The assistant inclined his head with a measured move before turning on his heel to retreat from the office, closing the door silently behind him.

Zack gave his head a little shake. The man never failed to amaze him—and maybe even intimidate him just the slightest bit.

While moving around the office, Zack stared up at the mahogany shelves filled with books from floor to ceiling. He noted the cherry hardwood floors, a heavy mahogany desk the size of a bed, the comfortable leather chair behind it. A Victorian settee and matching chairs were placed in front of the fireplace on a centuries-old tapestry rug, while the walls on the opposite side of the room held portraits of four generations of Brigham patriarchs.

Bastards.

Taking another sip of Ireland’s finest, Zack continued to pace around the room. He shifted priceless figurines from their various places, turning them, sliding them forward or back.

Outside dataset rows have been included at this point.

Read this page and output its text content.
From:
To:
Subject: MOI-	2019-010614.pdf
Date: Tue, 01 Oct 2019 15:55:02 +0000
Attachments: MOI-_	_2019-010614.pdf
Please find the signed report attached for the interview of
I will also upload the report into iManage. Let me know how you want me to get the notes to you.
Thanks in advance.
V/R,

Childish, he admitted again with a sneer, but it did so irritate Old Man Brigham. His uncle’s irritation would increase with each object he had to reset and place just so.

Zack walked behind the enormous desk. Once he took a seat in the heavy, far-too-comfortable leather chair, he shifted picture frames and, not for the first time, removed the silver frame of a laughing red-haired young woman, her gray eyes filled with life and love. He slid open a bottom drawer of the desk and placed the picture there, facedown.